As union activists disrupted fuel supplies, trains and nuclear plants during a day of demonstrations around the country, French Prime Minister Manuel Valls opened the door to possible changes but said the government would not abandon the bill, which would make the country’s 35-hour work week more flexible, among other provisions.
The draft law, aimed at boosting hiring after a decade of nearly 10 per cent unemployment and slow but corrosive economic decline, has escalated into the toughest challenge yet to President Francois Hollande and his Socialist government.
“There could be improvements and modifications” in the bill, Valls said on BFM television Thursday. He didn’t elaborate on what might be changed, and insisted that the “heart” of the bill—a measure weakening the power of unions over workplace rules _ should remain.
Withdrawing the bill “is not possible,” he said.
Union activists and ordinary workers reacted with derision.
Members of the CGT union, leading the protests, said it’s too late to compromise. Many remain angry that the government forced the bill through the lower house of parliament without a vote because of division in the Socialist majority.
“Valls is hardening his tone? Well were hardening our tone too!” an organizer shouted into a loudspeaker at the Normandy Bridge, where some 200 to 300 trade unionists and other protesters gathered to block traffic in one of many disruptions to roads around the country Thursday.
After vacating the bridge, which typically carries about 12 million vehicles a year, union activists spread the disruption to Le Havre, driving slowly through town or briefly blocking roads on foot as cars around them honked repeatedly.
Then the dock workers stormed the main square in front of City Hall, setting off multicolour smoke bombs and throwing some in fountains, kicking up plumes of water. The sounds of sirens and the smoke bomb explosions reverberated around the area.
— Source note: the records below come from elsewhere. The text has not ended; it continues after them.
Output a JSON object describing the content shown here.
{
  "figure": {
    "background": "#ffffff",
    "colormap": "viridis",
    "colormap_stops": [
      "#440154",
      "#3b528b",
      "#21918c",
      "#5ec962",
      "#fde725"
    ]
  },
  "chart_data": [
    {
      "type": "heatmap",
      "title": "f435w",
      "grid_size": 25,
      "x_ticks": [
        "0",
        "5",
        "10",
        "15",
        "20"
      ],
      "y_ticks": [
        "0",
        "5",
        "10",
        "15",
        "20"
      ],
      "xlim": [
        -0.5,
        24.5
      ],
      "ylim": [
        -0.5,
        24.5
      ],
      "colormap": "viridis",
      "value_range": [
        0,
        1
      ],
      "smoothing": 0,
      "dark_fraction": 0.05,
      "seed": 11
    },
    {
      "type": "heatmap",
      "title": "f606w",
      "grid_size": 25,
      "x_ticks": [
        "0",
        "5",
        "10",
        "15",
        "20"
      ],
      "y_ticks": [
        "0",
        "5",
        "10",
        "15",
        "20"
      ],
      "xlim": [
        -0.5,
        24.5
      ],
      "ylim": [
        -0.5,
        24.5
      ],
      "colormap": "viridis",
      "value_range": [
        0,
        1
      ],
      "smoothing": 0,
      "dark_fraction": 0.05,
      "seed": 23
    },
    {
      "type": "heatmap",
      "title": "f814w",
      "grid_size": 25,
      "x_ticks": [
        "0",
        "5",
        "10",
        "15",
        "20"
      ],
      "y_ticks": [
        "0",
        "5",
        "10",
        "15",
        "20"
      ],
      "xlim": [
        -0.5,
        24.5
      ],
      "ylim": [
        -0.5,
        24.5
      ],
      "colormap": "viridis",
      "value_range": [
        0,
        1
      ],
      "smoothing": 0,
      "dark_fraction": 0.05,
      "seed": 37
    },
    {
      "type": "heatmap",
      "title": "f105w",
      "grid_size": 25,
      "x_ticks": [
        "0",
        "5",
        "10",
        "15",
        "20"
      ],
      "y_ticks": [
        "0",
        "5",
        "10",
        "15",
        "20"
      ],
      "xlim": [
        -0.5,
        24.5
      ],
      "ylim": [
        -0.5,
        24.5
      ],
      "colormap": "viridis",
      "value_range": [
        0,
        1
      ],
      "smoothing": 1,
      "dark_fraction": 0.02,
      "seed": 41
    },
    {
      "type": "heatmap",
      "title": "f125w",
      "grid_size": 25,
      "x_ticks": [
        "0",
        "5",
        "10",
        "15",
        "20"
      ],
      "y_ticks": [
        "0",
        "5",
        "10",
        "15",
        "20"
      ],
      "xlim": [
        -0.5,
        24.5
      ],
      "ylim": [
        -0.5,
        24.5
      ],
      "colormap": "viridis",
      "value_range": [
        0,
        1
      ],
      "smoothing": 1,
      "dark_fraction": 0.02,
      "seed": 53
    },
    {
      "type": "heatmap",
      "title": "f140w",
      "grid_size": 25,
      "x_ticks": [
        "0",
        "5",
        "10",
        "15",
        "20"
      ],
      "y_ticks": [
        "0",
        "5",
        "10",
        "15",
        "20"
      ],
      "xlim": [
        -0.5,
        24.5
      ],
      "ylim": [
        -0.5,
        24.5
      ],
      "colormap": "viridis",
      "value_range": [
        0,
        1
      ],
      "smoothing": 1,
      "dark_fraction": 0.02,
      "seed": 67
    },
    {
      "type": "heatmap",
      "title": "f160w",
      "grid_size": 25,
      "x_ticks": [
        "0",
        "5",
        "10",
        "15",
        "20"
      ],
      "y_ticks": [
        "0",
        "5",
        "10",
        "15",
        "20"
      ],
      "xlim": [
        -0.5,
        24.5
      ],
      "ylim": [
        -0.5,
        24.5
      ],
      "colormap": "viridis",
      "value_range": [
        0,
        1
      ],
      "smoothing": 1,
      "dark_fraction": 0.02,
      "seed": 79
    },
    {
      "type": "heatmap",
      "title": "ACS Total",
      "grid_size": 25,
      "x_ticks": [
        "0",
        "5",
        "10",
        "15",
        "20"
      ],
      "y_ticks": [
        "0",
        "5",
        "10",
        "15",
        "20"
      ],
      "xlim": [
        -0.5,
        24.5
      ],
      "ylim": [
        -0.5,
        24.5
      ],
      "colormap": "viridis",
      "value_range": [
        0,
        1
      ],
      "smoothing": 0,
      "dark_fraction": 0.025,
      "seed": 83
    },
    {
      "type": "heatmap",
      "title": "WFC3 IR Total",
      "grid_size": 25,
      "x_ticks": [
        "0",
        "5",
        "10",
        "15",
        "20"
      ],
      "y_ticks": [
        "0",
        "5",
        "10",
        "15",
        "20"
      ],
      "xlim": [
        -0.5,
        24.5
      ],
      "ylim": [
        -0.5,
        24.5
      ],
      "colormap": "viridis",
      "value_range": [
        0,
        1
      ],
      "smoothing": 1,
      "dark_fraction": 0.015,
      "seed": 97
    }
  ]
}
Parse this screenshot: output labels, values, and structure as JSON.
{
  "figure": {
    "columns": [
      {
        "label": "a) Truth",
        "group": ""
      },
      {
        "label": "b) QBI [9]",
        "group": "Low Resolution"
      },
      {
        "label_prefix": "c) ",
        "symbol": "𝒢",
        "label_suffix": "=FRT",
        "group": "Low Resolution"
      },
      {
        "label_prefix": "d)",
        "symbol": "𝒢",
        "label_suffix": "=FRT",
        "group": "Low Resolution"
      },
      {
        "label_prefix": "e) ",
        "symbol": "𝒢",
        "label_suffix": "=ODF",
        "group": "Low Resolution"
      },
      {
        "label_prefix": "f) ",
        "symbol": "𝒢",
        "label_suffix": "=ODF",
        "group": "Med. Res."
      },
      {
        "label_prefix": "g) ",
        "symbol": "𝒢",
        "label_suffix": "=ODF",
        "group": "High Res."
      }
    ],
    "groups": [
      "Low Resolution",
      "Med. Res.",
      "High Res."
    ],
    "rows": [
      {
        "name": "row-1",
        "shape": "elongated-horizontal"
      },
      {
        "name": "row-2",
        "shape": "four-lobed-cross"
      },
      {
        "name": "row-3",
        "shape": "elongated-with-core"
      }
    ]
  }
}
Fabien Gloaguen, an activist with the militant Worker’s Force movement, said the government would have to back down. “He’s going to withdraw it,” Gloaguen said.
Valls insisted the bill is “good for workers” and small businesses, and argued that many of its critics are ill-informed of its contents.
In addition to loosening rules about the 35-hour work week, the bill makes it easier to fire workers in times of economic downturn, and weakens the power of unions to set working conditions across an entire sector.
Two months of protests escalated over the past week as unions targeted the sensitive oil industry, blocking fuel depots and refineries.
The government has started using its strategic fuel reserves and forcing depots to reopen, but supplies remained spotty, with long lines and caps on purchases.
Drivers endured long waits to reach gas pumps, railing at the strikes, the government and the overall funk in France.
Gas station manager Bernard Ballaux has limited customers to 50 euros ($56) worth of diesel after a week of panic buying. Customers “fear that they won’t have gas anymore so they are irritated, tense.”
Prices have risen noticeably at gas pumps.
But at the blocked Normandy Bridge, at least one pair of travellers said they didn’t mind.
“It’s for us that they’re doing this,” said Jean-Luc Geraert, whose battered white van was caught behind the makeshift barricade. Geraert, a 55-year-old industrial painter, said if the government doesn’t back down soon, “it’s going to get worse.”